Malgré la propagation d’Internet, la question de la fracture numérique, qui émerge à la fin des années 90 aux États-Unis (suite à un rapport publié par la National Telecommunications and Information Administration (NTIA) de l’US Department of Commerce, Economics and Statistics), mobilise toujours les chercheurs et les politiques, également en Europe. La littérature sur ce thème est abondante mais, comme le note Rallet & Rochelandet (2003), cette notion reste relativement confuse, mêlant des problèmes différents.

Une approche possible consiste alors à distinguer deux types de fractures : une fracture inter-population, appelée la fracture nord / sud, qui oppose les pays développés, dans lesquels l’accès à Internet est largement développé, et les pays en voie de développement, très en retard par rapport aux premiers. La seconde fracture, intra-population, fait apparaître les inégalités dans l’accès à Internet au sein d’une population, notamment entre les sexes, les générations et les catégories sociales. Une enquête du CSA1, menée en France en octobre 2002, et une enquête de l’INSEE2, menée en octobre 2001, font apparaître une fracture en termes de sexe (40 % des hommes sont des internautes contre 29 % des femmes), d’âge (68 % des 15-24 ans sont utilisateurs contre 39 % des 35-49 ans et seulement 3 à 5 % des plus de 65 ans), de niveaux d’études (68 % des diplômés de l’enseignement supérieur contre 14 % des non diplômés) et de catégories socioprofessionnelles (76 % des cadres supérieurs contre 13% des ouvriers). Les mêmes tendances ont été mises en évidence au Luxembourg par Allegrezza & Di Maria (2003) à partir de données collectées par l’ILRES3 en 2002.
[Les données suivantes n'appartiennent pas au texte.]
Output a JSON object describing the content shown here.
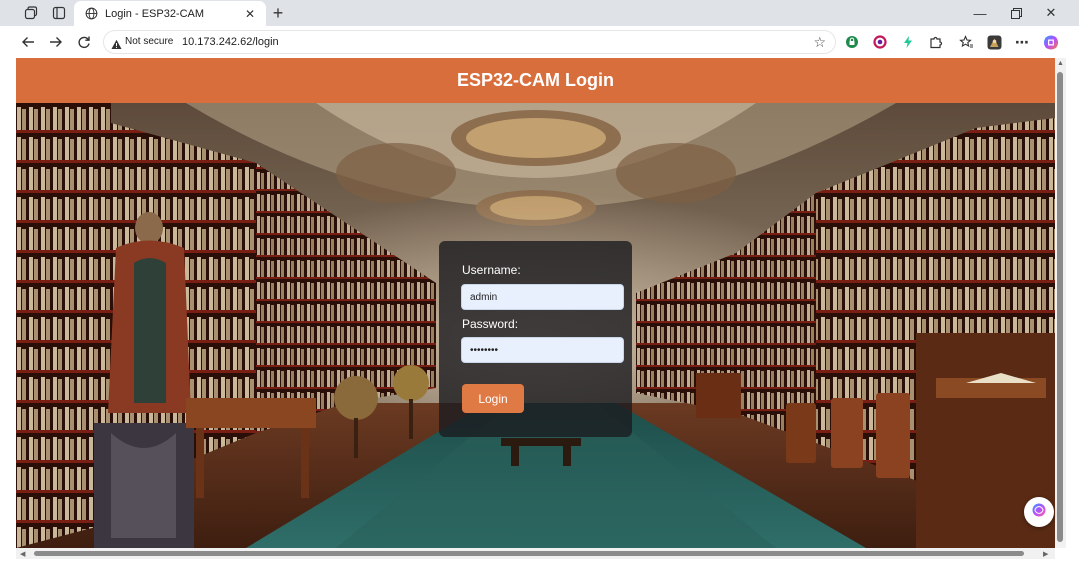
{
  "browser": {
    "tab": {
      "title": "Login - ESP32-CAM"
    },
    "address_bar": {
      "security_label": "Not secure",
      "url": "10.173.242.62/login"
    }
  },
  "page": {
    "header_title": "ESP32-CAM Login",
    "form": {
      "username_label": "Username:",
      "username_value": "admin",
      "password_label": "Password:",
      "password_value": "password",
      "login_button": "Login"
    }
  },
  "colors": {
    "header_bg": "#d86e3c",
    "button_bg": "#e07a45",
    "input_bg": "#e8f0fe",
    "form_bg": "rgba(28,28,32,0.80)"
  },
  "icons": [
    "workspaces-icon",
    "tab-actions-icon",
    "globe-icon",
    "close-icon",
    "new-tab-icon",
    "minimize-icon",
    "restore-icon",
    "window-close-icon",
    "back-icon",
    "forward-icon",
    "refresh-icon",
    "warning-icon",
    "star-icon",
    "extension-green-icon",
    "extension-ring-icon",
    "extension-bolt-icon",
    "extensions-puzzle-icon",
    "favorites-icon",
    "profile-icon",
    "more-icon",
    "copilot-icon"
  ]
}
À l’heure actuelle, avec la généralisation de l’adoption des Technologies de l’Information et de la Communication (TIC) par les ménages, l’analyse du taux d’équipement en TIC a perdu de son intérêt. Les données collectées relatives à la société de l’information ne visent plus seulement à évaluer le taux d’équipement des ménages en TIC : désormais, c’est l’utilisation d’Internet par les ménages qui est au centre des préoccupations. Toutefois, si les bases de données sont davantage exploitées pour permettre de décrire les usages d’Internet et leur évolution dans le temps, l’analyse de leurs déterminants n’est pas systématique. Ce type d’analyse a été récemment mené par Le Guel et al. (2003), qui se sont intéressés aux déterminants de l’adoption d’Internet et de l’achat en ligne. À partir d’une enquête réalisée auprès de ménages bretons, ils ont montré que les caractéristiques socio-économiques des individus (âge, niveau d’études, CSP, ...) influaient sur leur décision d’adopter Internet, et que leur voisinage social avait un impact déterminant sur les décisions d’acheter en ligne. À partir de la même source de données, Lethiais & Jullien (2003) se sont interrogés sur l’existence d’un lien entre l’utilisation d’Internet sur le lieu professionnel et l’utilisation à domicile. Ils ont montré que le fait d’utiliser Internet sur le lieu de travail a un effet positif sur la probabilité d’avoir une connexion à domicile mais aucun effet sur la probabilité d’utiliser Internet au domicile. On aurait donc un effet qui conjugue apprentissage et substitution : l’utilisation d’Internet au travail incite à prendre une connexion à son domicile, connexion qui sera destinée autres membres du ménage, l’utilisation au travail venant se substituer à l’utilisation à domicile en ce qui concerne le sondé.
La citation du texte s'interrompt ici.